KL: I mean the reality of the situation is that we have to be able to execute in close games, which we are doing better this year. We have to be able to handle the playoff atmosphere. We are doing well right now absolutely, I am happy where we are through 19 games. The reality of this team specifically is that we have never won a playoff game, let alone a series, together. So to get ahead of ourselves and say we are going to this, or we are going to the finals, do we have those goals? Absolutely. But I think it is premature for a team that has never won a playoff game together to start skipping ahead too much. We are happy where we are after 19 games, but we have a lot of work to do if we have plans for a long postseason.
SLAM: You’re shooting over 50 percent from the field and 44 percent from behind the arc, and you’re living at the line this year. Do you think your ability to mix it up has been a factor in your success this year? You’re shooting 90 percent from there as well.

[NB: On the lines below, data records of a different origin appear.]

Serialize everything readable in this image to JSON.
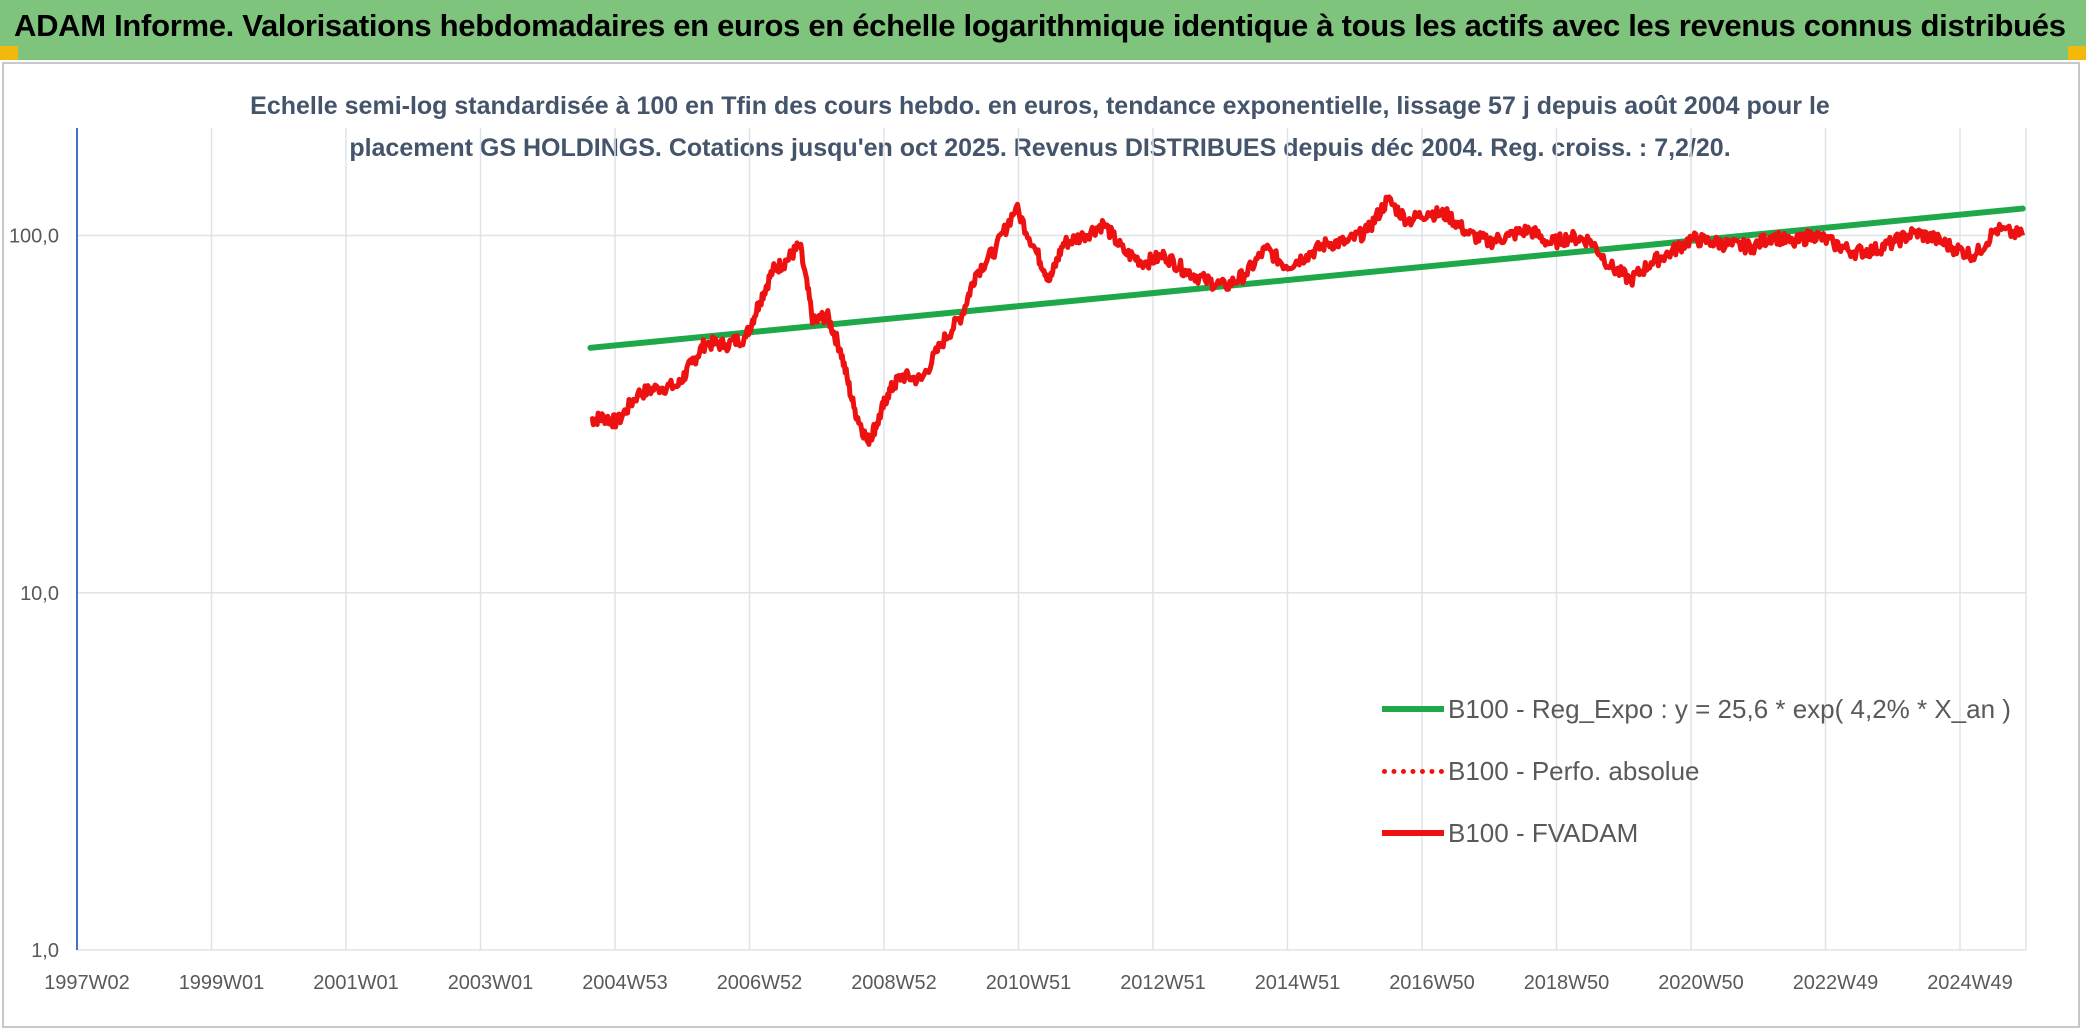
{
  "header": {
    "title": "ADAM Informe. Valorisations hebdomadaires en euros en échelle logarithmique identique à tous les actifs avec les revenus connus distribués"
  },
  "colors": {
    "header_bg": "#7ec47c",
    "corner": "#f2b80c",
    "trend": "#1fa84a",
    "fvadam": "#ee1111",
    "perfo": "#ee1111",
    "grid": "#dfe3e8"
  },
  "chart_data": {
    "type": "line",
    "title_line1": "Echelle semi-log standardisée à 100 en Tfin des cours hebdo. en euros, tendance exponentielle, lissage 57 j depuis août 2004 pour le",
    "title_line2": "placement GS HOLDINGS. Cotations jusqu'en oct 2025. Revenus DISTRIBUES depuis déc 2004. Reg. croiss. : 7,2/20.",
    "xlabel": "",
    "ylabel": "",
    "y_scale": "log",
    "ylim": [
      1,
      200
    ],
    "y_ticks": [
      "1,0",
      "10,0",
      "100,0"
    ],
    "x_ticks": [
      "1997W02",
      "1999W01",
      "2001W01",
      "2003W01",
      "2004W53",
      "2006W52",
      "2008W52",
      "2010W51",
      "2012W51",
      "2014W51",
      "2016W50",
      "2018W50",
      "2020W50",
      "2022W49",
      "2024W49"
    ],
    "grid": true,
    "legend_position": "center-right",
    "series": [
      {
        "name": "B100 - Reg_Expo : y = 25,6 * exp( 4,2% * X_an )",
        "style": "solid-thick",
        "color": "#1fa84a",
        "x": [
          2004.6,
          2025.8
        ],
        "y": [
          48.5,
          119.0
        ]
      },
      {
        "name": "B100 - Perfo. absolue",
        "style": "dotted",
        "color": "#ee1111",
        "x": [],
        "y": []
      },
      {
        "name": "B100 - FVADAM",
        "style": "solid",
        "color": "#ee1111",
        "x": [
          2004.6,
          2004.8,
          2005.0,
          2005.3,
          2005.6,
          2005.9,
          2006.1,
          2006.3,
          2006.6,
          2006.9,
          2007.1,
          2007.3,
          2007.5,
          2007.7,
          2007.9,
          2008.1,
          2008.3,
          2008.5,
          2008.7,
          2008.85,
          2009.0,
          2009.2,
          2009.5,
          2009.8,
          2010.1,
          2010.3,
          2010.6,
          2010.9,
          2011.2,
          2011.4,
          2011.6,
          2011.9,
          2012.2,
          2012.5,
          2012.8,
          2013.1,
          2013.4,
          2013.7,
          2014.0,
          2014.3,
          2014.6,
          2014.9,
          2015.2,
          2015.5,
          2015.8,
          2016.1,
          2016.4,
          2016.7,
          2017.0,
          2017.3,
          2017.6,
          2017.9,
          2018.2,
          2018.5,
          2018.8,
          2019.1,
          2019.4,
          2019.7,
          2020.0,
          2020.3,
          2020.6,
          2020.9,
          2021.2,
          2021.5,
          2021.8,
          2022.1,
          2022.4,
          2022.7,
          2023.0,
          2023.3,
          2023.6,
          2023.9,
          2024.2,
          2024.5,
          2024.8,
          2025.1,
          2025.4,
          2025.8
        ],
        "y": [
          30.5,
          31.0,
          30.0,
          36.0,
          37.5,
          38.0,
          44.0,
          50.0,
          49.5,
          52.0,
          65.0,
          80.0,
          85.0,
          94.0,
          57.0,
          60.0,
          48.0,
          33.0,
          26.5,
          30.0,
          36.0,
          40.5,
          39.5,
          50.0,
          60.0,
          78.0,
          92.0,
          120.0,
          90.0,
          75.0,
          95.0,
          100.0,
          108.0,
          90.0,
          84.0,
          88.0,
          80.0,
          75.0,
          72.0,
          78.0,
          92.0,
          82.0,
          88.0,
          95.0,
          96.0,
          103.0,
          126.0,
          110.0,
          116.0,
          114.0,
          101.0,
          96.0,
          100.0,
          104.0,
          95.0,
          99.0,
          97.0,
          82.0,
          75.0,
          84.0,
          90.0,
          98.0,
          96.0,
          94.0,
          93.0,
          100.0,
          95.0,
          101.0,
          95.0,
          90.0,
          91.0,
          96.0,
          102.0,
          98.0,
          92.0,
          88.0,
          104.0,
          100.0
        ]
      }
    ]
  }
}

KL: When you are playing a ton of wing in an offense that is ball screen-oriented, sometimes you are standing outside a lot and settling for jumpers. This year I have the ball in my hands a lot more, so I am able to do some different things. I am looking to be more aggressive and to get to the basket.
SLAM: You have a month-long break, how do you plan to stay sharp during the break, and what are some things you would like to see changed and stay the same for this team, post-Olympics?
KL: For me I just treat it like the offseason. It’s a chance to improve and get better. Hitting the gym and making sure I stay fit. Just building off of the first half that we had as a team and that I have had as an individual.
SLAM: Is this the year for the Sun, and why.
KL: I don’t know. I can’t say I have a feeling this year, nor that I had a feeling when we won in ’05. I think if we can finish strong and put ourselves in a good spot going into the playoffs is key. The one things that has been pretty consistent with teams that have had good playoff runs is they find themselves playing their best basketball at the end of the year. We don’t want to look back at the first half and see we were 15-4 and say that’s when we were at our best. We need to make sure that happens in September.